Ces paysans ukrainiens n’ont plus de femmes, plus d’enfants, souvent plus de parents. Tous leurs proches sont partis trouver refuge dans d’autres villes, plus loin du front, voire en Europe, comme l’épouse de Vassily, réfugiée en Pologne. Trop âgés pour être mobilisés, eux ont décidé de rester pour surveiller le matériel.
Tracteurs, moissonneuses-batteuses, motoculteurs, herses… Dans la ferme d’Anatoli, située sur l’ancienne bergerie de l'ex-kolkhoze, tous ces engins sont dans la cour, prêts à être déplacés en cas de frappe. La dernière, nous dit-il, est tombée de l’autre côté du talus. Deux vaches ont succombé. Leur cadavre, putréfié, est toujours dans le trou d’obus.
Des champs qui nourrissaient le monde entier
Ces cultivateurs sont la colonne vertébrale de l’Ukraine rurale. Anatoli nous montre, sur un vieil album photos sorti d’un tiroir éclaboussé de terre, les images de l’avant 24 février 2022. Le front, alors, était à des dizaines de kilomètres. Les silos à grain de Velyka Novosylka tournaient à plein. Blé, maïs, tournesol… «On est peu l’Amérique de l’Europe» rigole le grand gaillard.
L’homme qui nous fait face sait ce qu’il dit. Ici, des dizaines de milliers d’hectares sont loués par des compagnies agroalimentaires. Cette Ukraine-là est tout sauf pauvre. Sa richesse est sa terre. Le blé qu’elle produisait avant la guerre partait nourrir le monde entier, jusqu’en Égypte et au Soudan.
Une nouvelle salve d’artillerie troue les bruits de la campagne. Au loin, un vol de faisans sauvage décolle. Anatoli et Vassily font, avec leurs bras, semblant de les viser et de tirer. La guerre et ses horreurs leur ont passé le goût de la chasse et des armes, affirment-ils.
La Russie et ses «orques»
Je leur parle de la Russie et des «orques», le surnom donné aux soldats russes. Anatoli répond en désignant la table sous un appentis, couverte de déchets alimentaires, de vieilles boîtes de conserve, et de morceaux de pain durcis.
Chaque jour est un combat pour cet agriculteur. Chaque nuit est un sursis. Sitôt l’obscurité tombée, les obus russes trouent le ciel. «On disait que la Russie ne ferait pas la guerre aux civils. Je le croyais. Mais comment qualifier ce qui se passe aujourd’hui? Pourquoi Poutine veut nous écraser sous les obus?» La question se perd dans le vent qui couche les blés. Le bruit assourdissant des «départs» trahit le gros calibre des canons ukrainiens. 152 mm. Le calibre-type de l’artillerie de fabrication russe.

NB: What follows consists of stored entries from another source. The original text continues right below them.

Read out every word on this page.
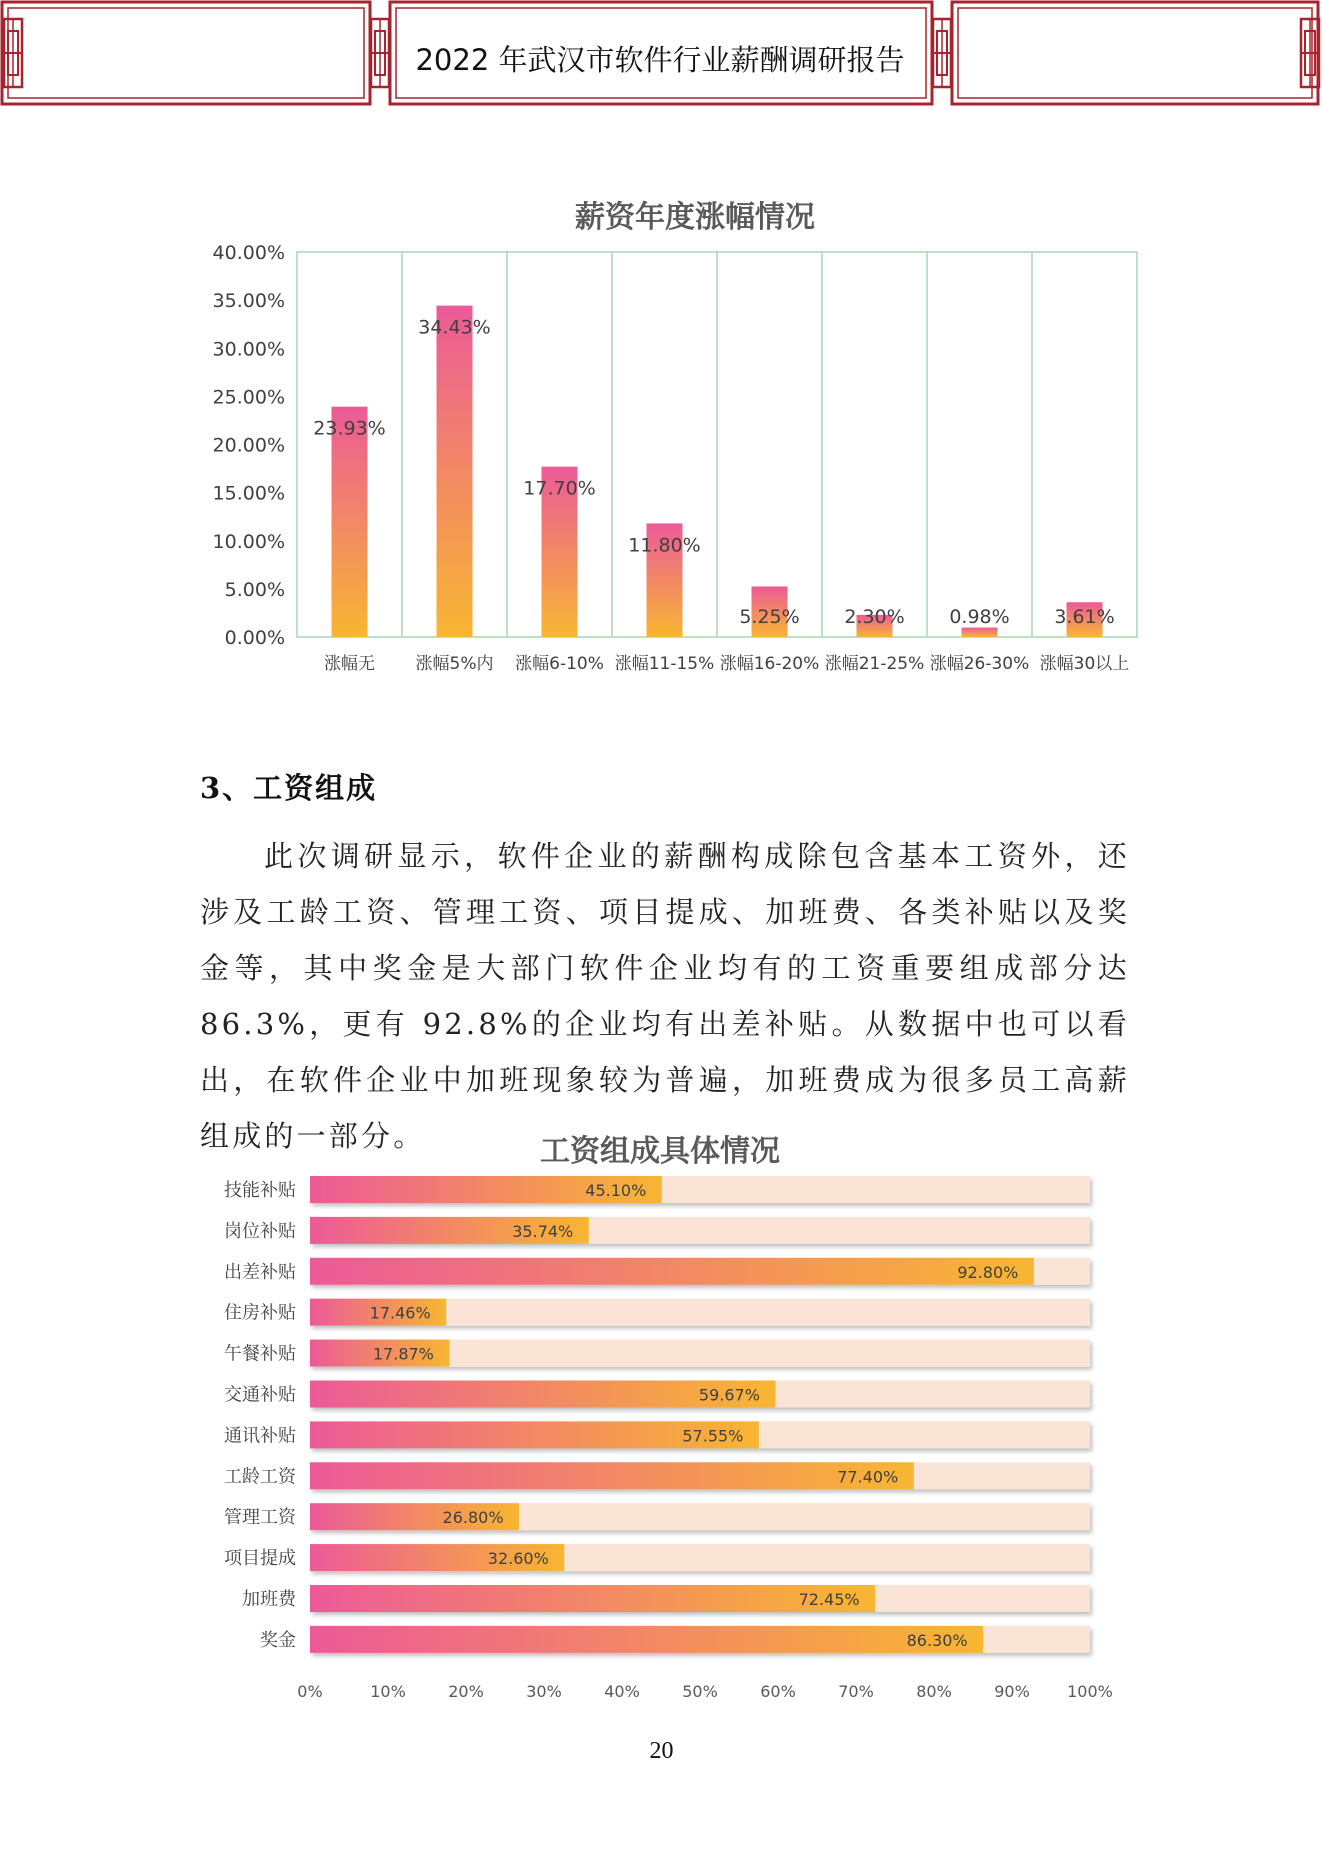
2022 年武汉市软件行业薪酬调研报告
薪资年度涨幅情况
0.00%
5.00%
10.00%
15.00%
20.00%
25.00%
30.00%
35.00%
40.00%
23.93%
涨幅无
34.43%
涨幅5%内
17.70%
涨幅6-10%
11.80%
涨幅11-15%
5.25%
涨幅16-20%
2.30%
涨幅21-25%
0.98%
涨幅26-30%
3.61%
涨幅30以上
3、工资组成
此次调研显示，软件企业的薪酬构成除包含基本工资外，还涉及工龄工资、管理工资、项目提成、加班费、各类补贴以及奖金等，其中奖金是大部门软件企业均有的工资重要组成部分达 86.3%，更有 92.8%的企业均有出差补贴。从数据中也可以看出，在软件企业中加班现象较为普遍，加班费成为很多员工高薪组成的一部分。	工资组成具体情况
45.10%
技能补贴
35.74%
岗位补贴
92.80%
出差补贴
17.46%
住房补贴
17.87%
午餐补贴
59.67%
交通补贴
57.55%
通讯补贴
77.40%
工龄工资
26.80%
管理工资
32.60%
项目提成
72.45%
加班费
86.30%
奖金
0%	10%	20%	30%	40%	50%	60%	70%	80%	90% 100%
20
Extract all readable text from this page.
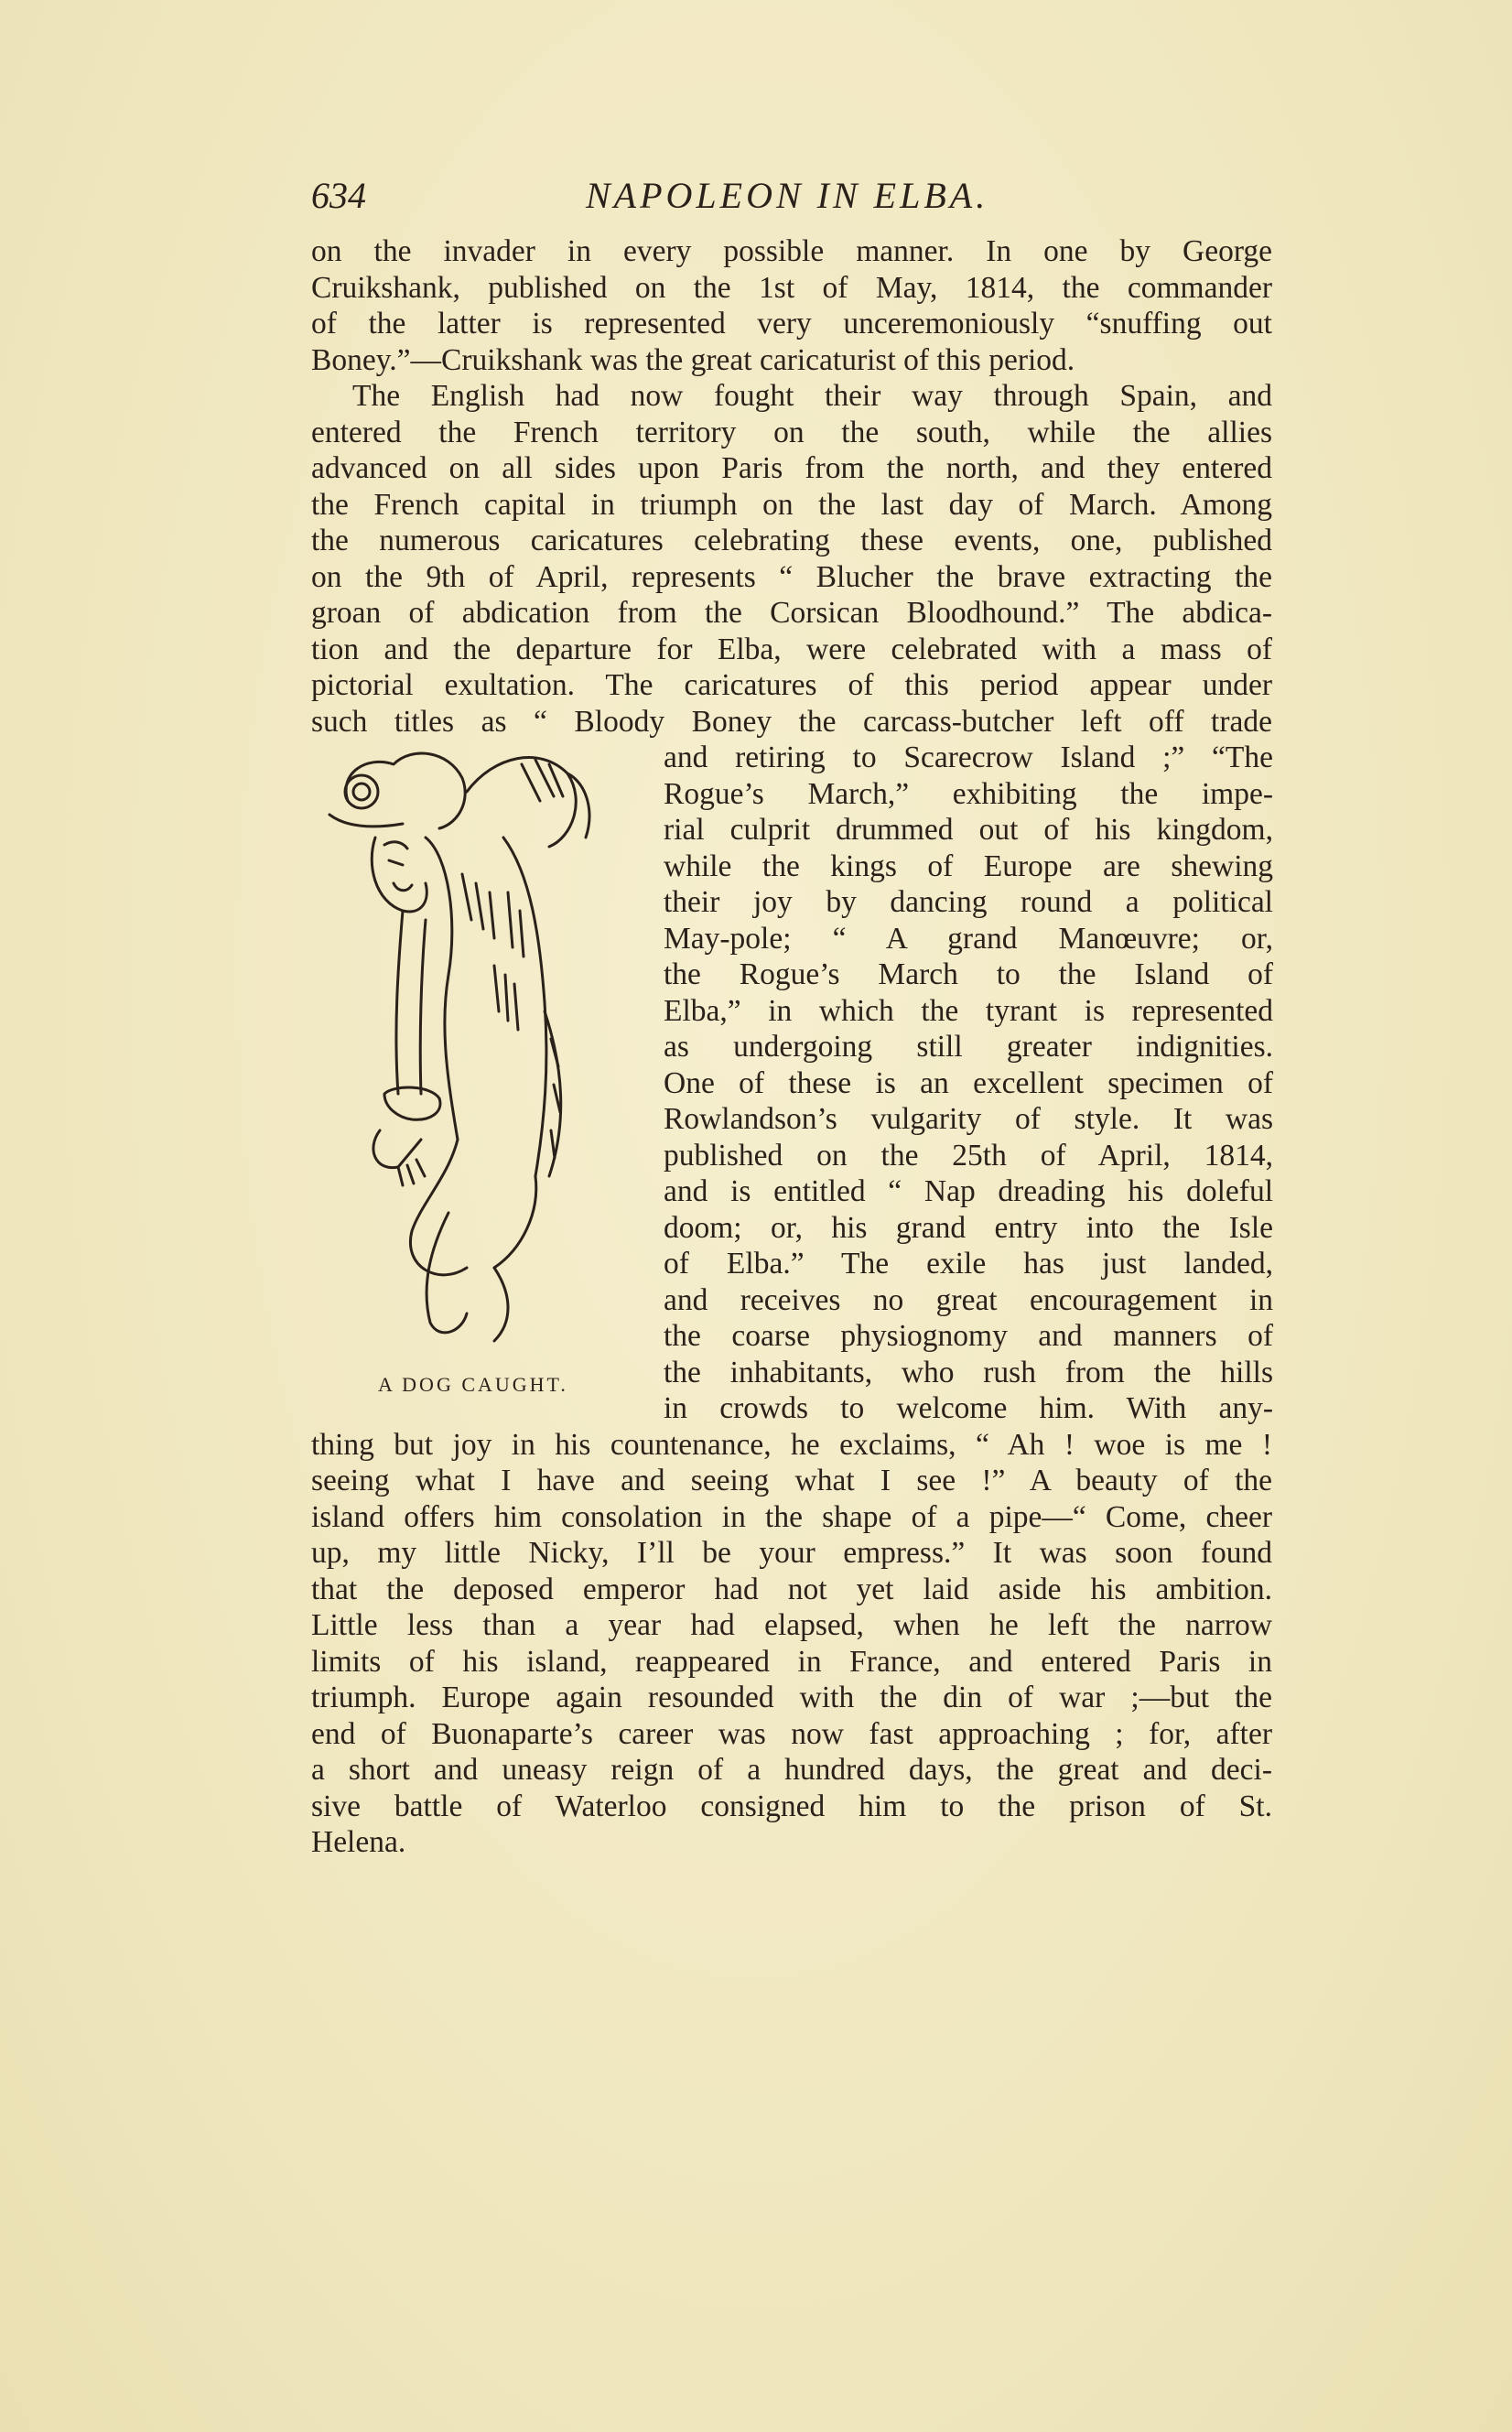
634	NAPOLEON IN ELBA.
on the invader in every possible manner. In one by George
Cruikshank, published on the 1st of May, 1814, the commander
of the latter is represented very unceremoniously “snuffing out
Boney.”—Cruikshank was the great caricaturist of this period.
The English had now fought their way through Spain, and
entered the French territory on the south, while the allies
advanced on all sides upon Paris from the north, and they entered
the French capital in triumph on the last day of March. Among
the numerous caricatures celebrating these events, one, published
on the 9th of April, represents “ Blucher the brave extracting the
groan of abdication from the Corsican Bloodhound.” The abdica-
tion and the departure for Elba, were celebrated with a mass of
pictorial exultation. The caricatures of this period appear under
such titles as “ Bloody Boney the carcass-butcher left off trade
and retiring to Scarecrow Island ;” “The
Rogue’s March,” exhibiting the impe-
rial culprit drummed out of his kingdom,
while the kings of Europe are shewing
their joy by dancing round a political
May-pole; “ A grand Manœuvre; or,
the Rogue’s March to the Island of
Elba,” in which the tyrant is represented
as undergoing still greater indignities.
One of these is an excellent specimen of
Rowlandson’s vulgarity of style. It was
published on the 25th of April, 1814,
and is entitled “ Nap dreading his doleful
doom; or, his grand entry into the Isle
of Elba.” The exile has just landed,
and receives no great encouragement in
the coarse physiognomy and manners of
the inhabitants, who rush from the hills
in crowds to welcome him. With any-
thing but joy in his countenance, he exclaims, “ Ah ! woe is me !
seeing what I have and seeing what I see !” A beauty of the
island offers him consolation in the shape of a pipe—“ Come, cheer
up, my little Nicky, I’ll be your empress.” It was soon found
that the deposed emperor had not yet laid aside his ambition.
Little less than a year had elapsed, when he left the narrow
limits of his island, reappeared in France, and entered Paris in
triumph. Europe again resounded with the din of war ;—but the
end of Buonaparte’s career was now fast approaching ; for, after
a short and uneasy reign of a hundred days, the great and deci-
sive battle of Waterloo consigned him to the prison of St.
Helena.
A DOG CAUGHT.
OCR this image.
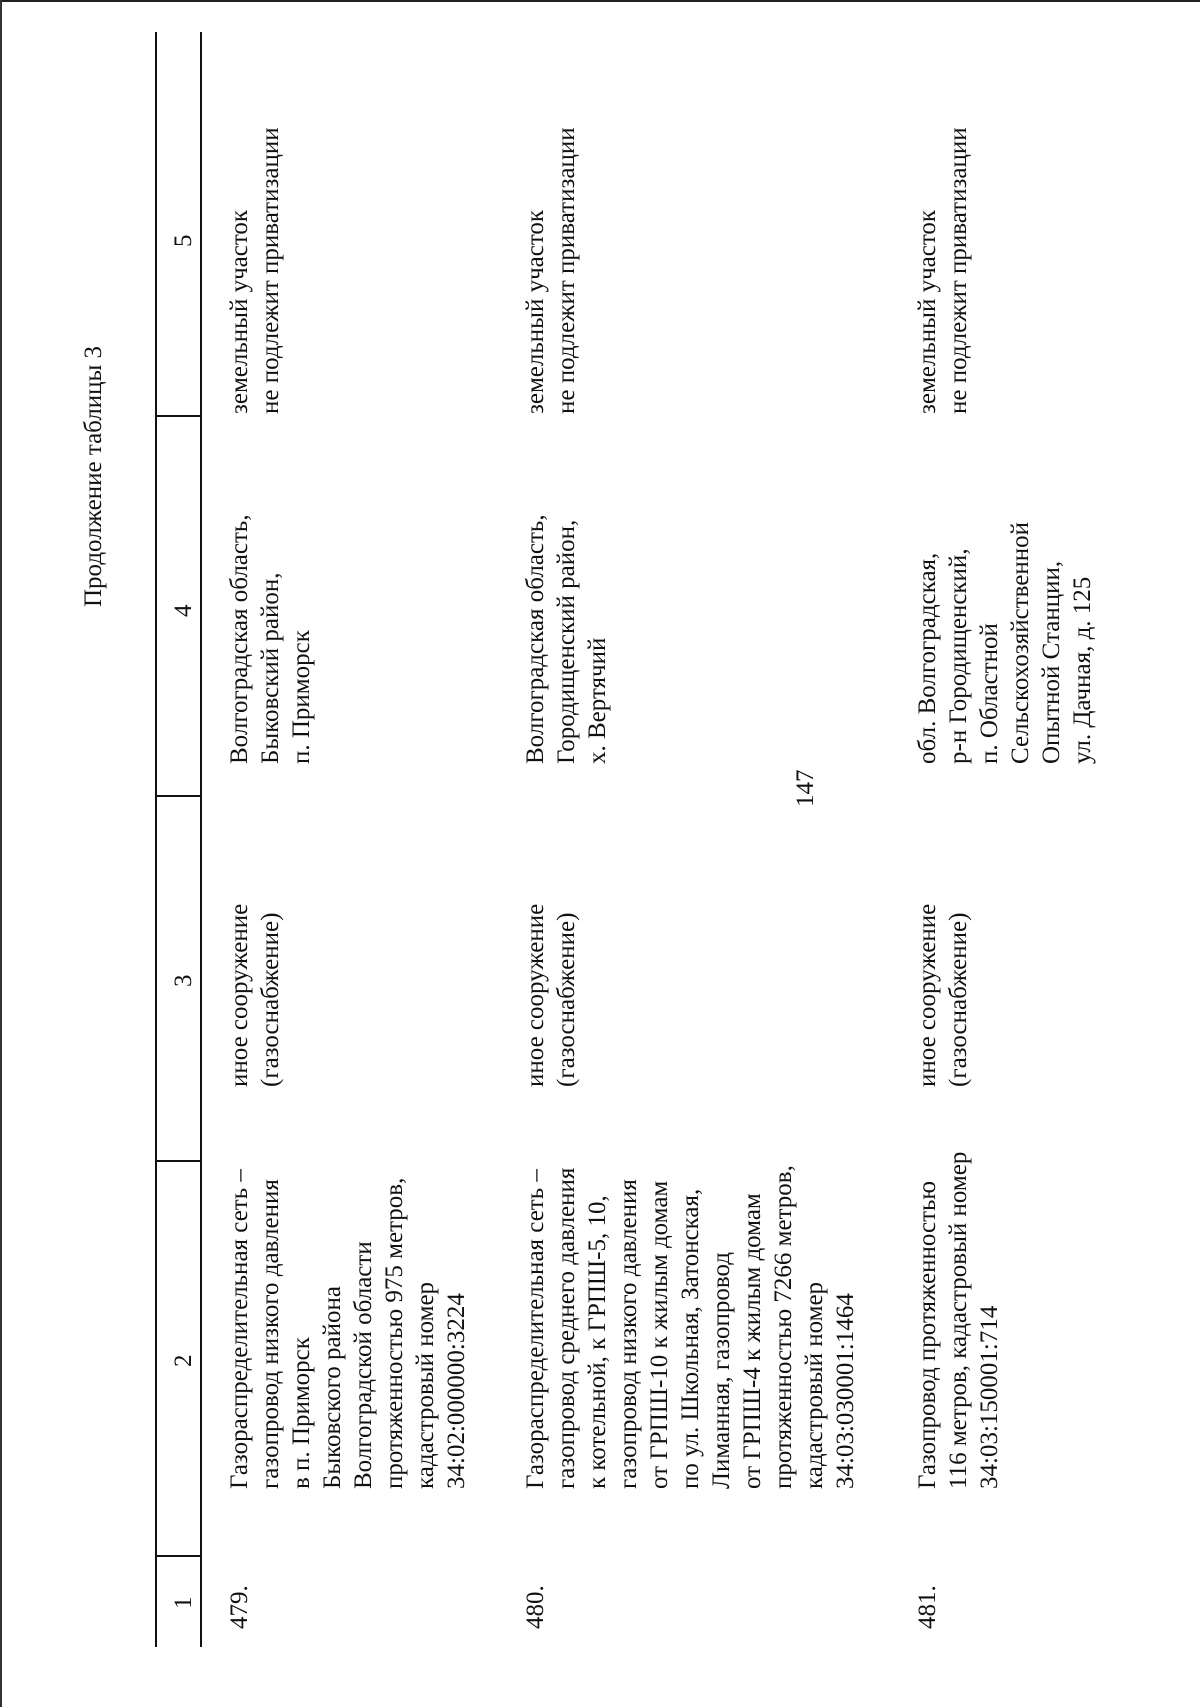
147
Продолжение таблицы 3
1
2
3
4
5
479.
Газораспределительная сеть – газопровод низкого давления в п. Приморск Быковского района Волгоградской области протяженностью 975 метров, кадастровый номер 34:02:000000:3224
иное сооружение (газоснабжение)
Волгоградская область, Быковский район, п. Приморск
земельный участок не подлежит приватизации
480.
Газораспределительная сеть – газопровод среднего давления к котельной, к ГРПШ-5, 10, газопровод низкого давления от ГРПШ-10 к жилым домам по ул. Школьная, Затонская, Лиманная, газопровод от ГРПШ-4 к жилым домам протяженностью 7266 метров, кадастровый номер 34:03:030001:1464
иное сооружение (газоснабжение)
Волгоградская область, Городищенский район, х. Вертячий
земельный участок не подлежит приватизации
481.
Газопровод протяженностью 116 метров, кадастровый номер 34:03:150001:714
иное сооружение (газоснабжение)
обл. Волгоградская, р-н Городищенский, п. Областной Сельскохозяйственной Опытной Станции, ул. Дачная, д. 125
земельный участок не подлежит приватизации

Anatoli fouille l’horizon du regard. Une heure plus tôt, un drone est apparu lorsqu’il tentait, à pied et en notre compagnie, de rejoindre la maison détruite de l’un de ses cousins. La panique nous a saisi. Puis le drone, non identifié, a disparu derrière une futée d’arbres. Sans que l'on sache s'il était russe ou ukrainien.
Le cimetière des terres brunes
Les canons de Poutine tuent des paysans. Les obus ukrainiens tirés contre le Donbass séparatiste aplatissent les mêmes champs, les mêmes fermes, tuant les mêmes agriculteurs.
Des deux côtés du front, les animaux morts sont laissés dans les champs. Et la récolte, cet été, s’annonce comme une terrible épreuve. «Nos tracteurs sont des cibles pour les snipers. Il n’y a pas d’armistice pour nous, agriculteurs, alors que l’on nourrit tout le monde», s’énerve l’exploitant.
Les terres brunes de l’Ukraine regorgent aujourd’hui de sang et de colère. À Novi Komar, la guerre ne fait pas que tuer l’économie, détruire des villages ou assommer un pays. Elle transforme les paysans en cibles ambulantes. Et ce sol si fertile en sinistre cimetière.